By George Stafanick, Blog Contributor

As long as I can remember interference of any kind mentioned on a WiFi network was slapped with the label "interference". Over the years, as I became educated in 802.11 networking and understanding channel contention through the operation of CSMA-CA. I realized something, interference is necessarily the right definition.

In 802.11 networking, interference can really be defined in two very distinctive categories. 

RF Interference and Channel Contention

By definition both are indeed interference. Definition of interference: the action of interfering or the process of being interfered with

RF Interference - Can be defined as non 802.11 interference. In other words something that is on frequency, causing duty and resulting in 802.11 radios to go busy or interference close to a radio causing wave forms to be misinterpreted resulting in bit errors.

The obvious suspects; microwave ovens, cordless phones, cameras, BT, and the list goes on.

Let me give you a real world example.

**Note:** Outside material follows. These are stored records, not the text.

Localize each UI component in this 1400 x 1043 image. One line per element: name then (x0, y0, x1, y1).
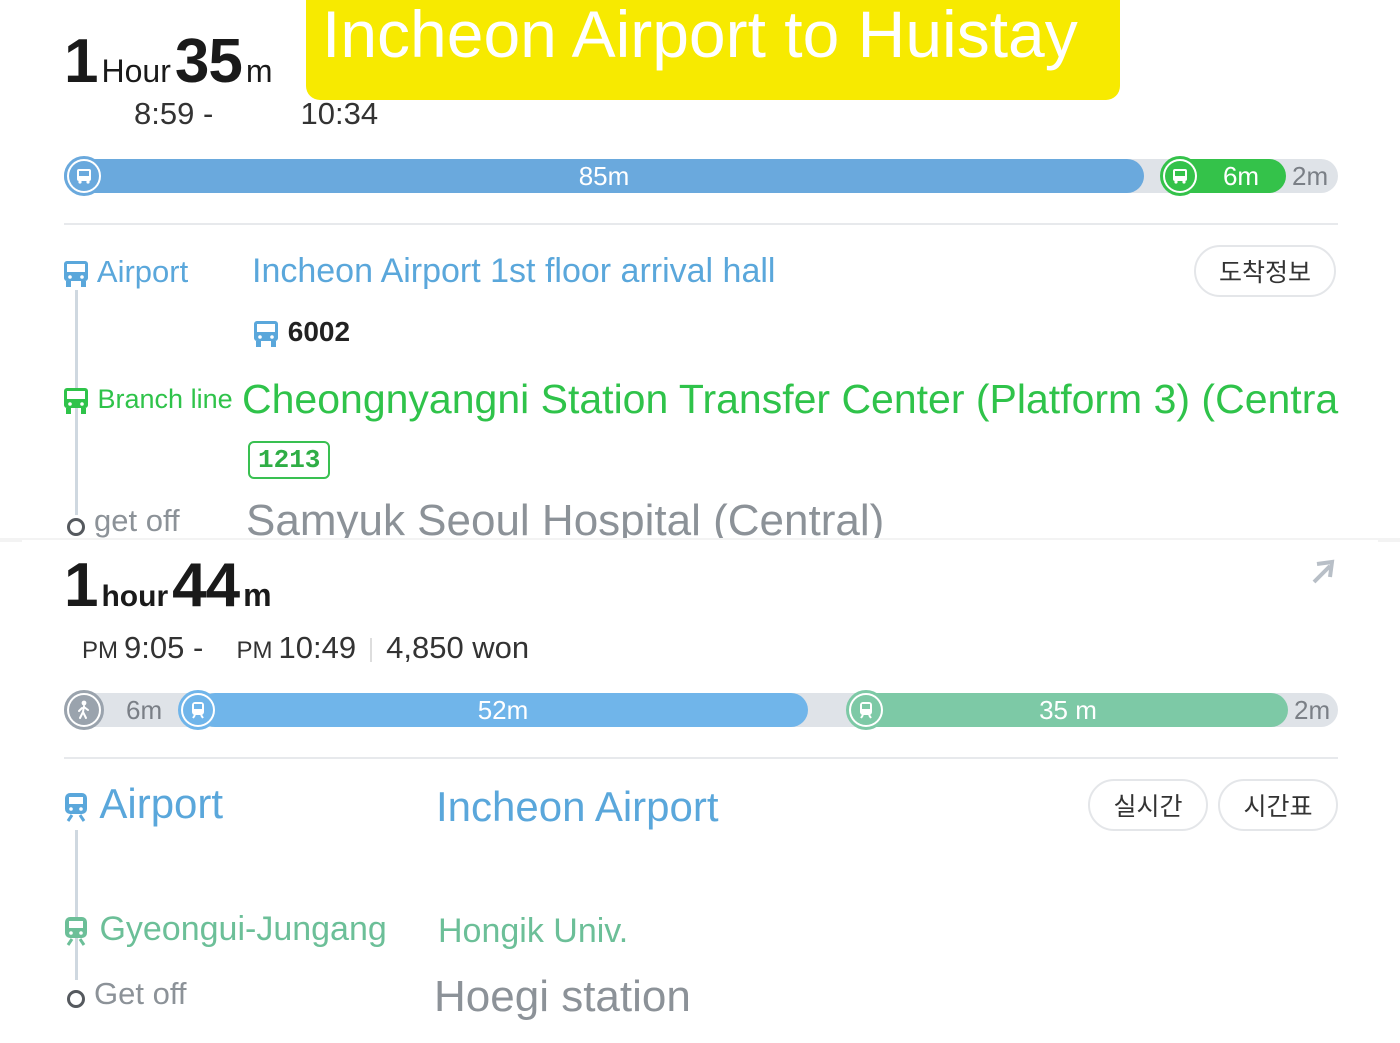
train-icon (65, 792, 87, 822)
button-label: 실시간 (1113, 793, 1183, 821)
leg-mode-label: Airport (99, 780, 224, 827)
timetable-button[interactable]: 시간표 (1218, 779, 1338, 831)
time-range: PM 9:05 - PM 10:49 4,850 won (82, 630, 529, 666)
train-icon (846, 690, 886, 730)
duration-hours-unit: Hour (101, 53, 171, 89)
time-range: 8:59 - 10:34 (134, 96, 378, 132)
total-duration: 1 Hour35 m (64, 26, 276, 97)
segment-duration: 35 m (1039, 695, 1097, 725)
bus-route-number[interactable]: 6002 (252, 316, 350, 349)
route-timeline-line (75, 830, 78, 980)
fare: 4,850 won (386, 630, 530, 665)
train-icon (178, 690, 218, 730)
leg-mode-label: Gyeongui-Jungang (99, 910, 387, 948)
divider (64, 757, 1338, 759)
transfer-station[interactable]: Hongik Univ. (438, 912, 628, 951)
segment-duration: 6m (1222, 161, 1260, 191)
walk-tail-duration: 2m (1292, 161, 1329, 191)
leg-mode-label: Branch line (97, 384, 233, 414)
walk-lead-duration: 6m (126, 695, 163, 725)
bus-route-tag[interactable]: 1213 (248, 441, 331, 479)
route-progress-bar: 85m 6m 2m (64, 156, 1338, 196)
leg-mode-get-off: get off (94, 503, 180, 538)
stop-dot-icon (67, 990, 85, 1008)
leg-mode-label: Airport (96, 254, 189, 289)
departure-time: 8:59 - (134, 96, 214, 131)
pm-label: PM (82, 637, 118, 664)
leg-mode-airport-bus: Airport (62, 254, 188, 290)
button-label: 시간표 (1243, 793, 1313, 821)
realtime-button[interactable]: 실시간 (1088, 779, 1208, 831)
bus-icon (64, 156, 104, 196)
title-banner: Incheon Airport to Huistay (306, 0, 1120, 100)
duration-hours-unit: hour (101, 580, 169, 613)
total-duration: 1 hour44 m (64, 550, 276, 621)
subway-segment-2: 35 m (848, 693, 1288, 727)
segment-duration: 85m (578, 161, 630, 191)
alight-station[interactable]: Hoegi station (434, 972, 691, 1022)
route-number-label: 6002 (287, 316, 351, 347)
stop-dot-icon (67, 518, 85, 536)
duration-minutes-unit: m (245, 53, 273, 89)
route-progress-bar: 6m 52m 35 m 2m (64, 690, 1338, 730)
walk-icon (64, 690, 104, 730)
leg-mode-branch-line: Branch line (62, 384, 233, 416)
alight-stop[interactable]: Samyuk Seoul Hospital (Central) (246, 496, 884, 538)
duration-minutes-unit: m (243, 577, 272, 613)
divider (370, 637, 373, 662)
arrival-time: 10:34 (300, 96, 379, 131)
duration-minutes: 44 (172, 551, 240, 620)
walk-tail-duration: 2m (1294, 695, 1331, 725)
route-number-label: 1213 (258, 445, 321, 475)
leg-mode-gyeongui-jungang: Gyeongui-Jungang (62, 910, 387, 949)
duration-hours: 1 (64, 27, 98, 96)
arrival-time: 10:49 (278, 630, 357, 665)
divider (64, 223, 1338, 225)
transfer-stop[interactable]: Cheongnyangni Station Transfer Center (P… (242, 376, 1338, 423)
segment-duration: 52m (477, 695, 529, 725)
bus-segment: 85m (64, 159, 1144, 193)
pm-label: PM (236, 637, 273, 664)
bus-icon (64, 387, 88, 414)
bus-icon (254, 320, 278, 347)
leg-mode-airport-rail: Airport (62, 780, 223, 828)
boarding-station[interactable]: Incheon Airport (436, 783, 719, 831)
train-icon (65, 917, 87, 946)
duration-hours: 1 (64, 551, 98, 620)
arrival-info-button[interactable]: 도착정보 (1194, 245, 1336, 297)
boarding-stop[interactable]: Incheon Airport 1st floor arrival hall (252, 252, 775, 291)
subway-segment: 52m (198, 693, 808, 727)
leg-mode-get-off: Get off (94, 976, 187, 1011)
route-screenshot: 1 Hour35 m 8:59 - 10:34 85m 6m 2m Airpor… (0, 0, 1400, 1043)
duration-minutes: 35 (174, 27, 243, 96)
share-icon[interactable] (1308, 558, 1336, 586)
bus-icon (1160, 156, 1200, 196)
bus-icon (64, 260, 88, 287)
departure-time: 9:05 - (124, 630, 204, 665)
button-label: 도착정보 (1218, 259, 1311, 287)
route-card-2[interactable]: 1 hour44 m PM 9:05 - PM 10:49 4,850 won 6m 52… (22, 540, 1378, 1022)
banner-title: Incheon Airport to Huistay (322, 0, 1078, 71)
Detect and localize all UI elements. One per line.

Say for a moment you're listing to a speaker at a conference and directly behind you a loud conversation or argument is going on. Your ears, receiving radios, are having a hard time understand the speaker distinguishing what he is saying.

Channel Contention - Can be defined as 802.11 mechanisms to gain access to the medium to trigger frames. In other words, CSMA-CA. This contention happens on layer 1 and layer 2. Layer 1 with the use of preambles and PHY headers and layer 2 through the use of NAV.

CSMA-CA is the rule book or referee used by WiFi devices to gain access to the medium.

Let me give you a real world example. You're in a conference the speaker is done with his session and opens the floor up to Q&A. You have a question you raise your hand along with 10 other folks. You, like everyone else, needs to wait their turn to ask their question.

CCC / CCI - Lets also go down the CCC (Co-Channel Contention) and CCI (Co-Channel Interference) road since we're on topic. In the industry you hear folks, publications and vendors reference CCI (Co-Channel Interference). In other words, access points on the same channel causing interference with each other. We just covered its not really interference. A better definition is Co-Channel Contention. It's contention. Because both radios, using CSMA-CA, are backing off to each other causing contention.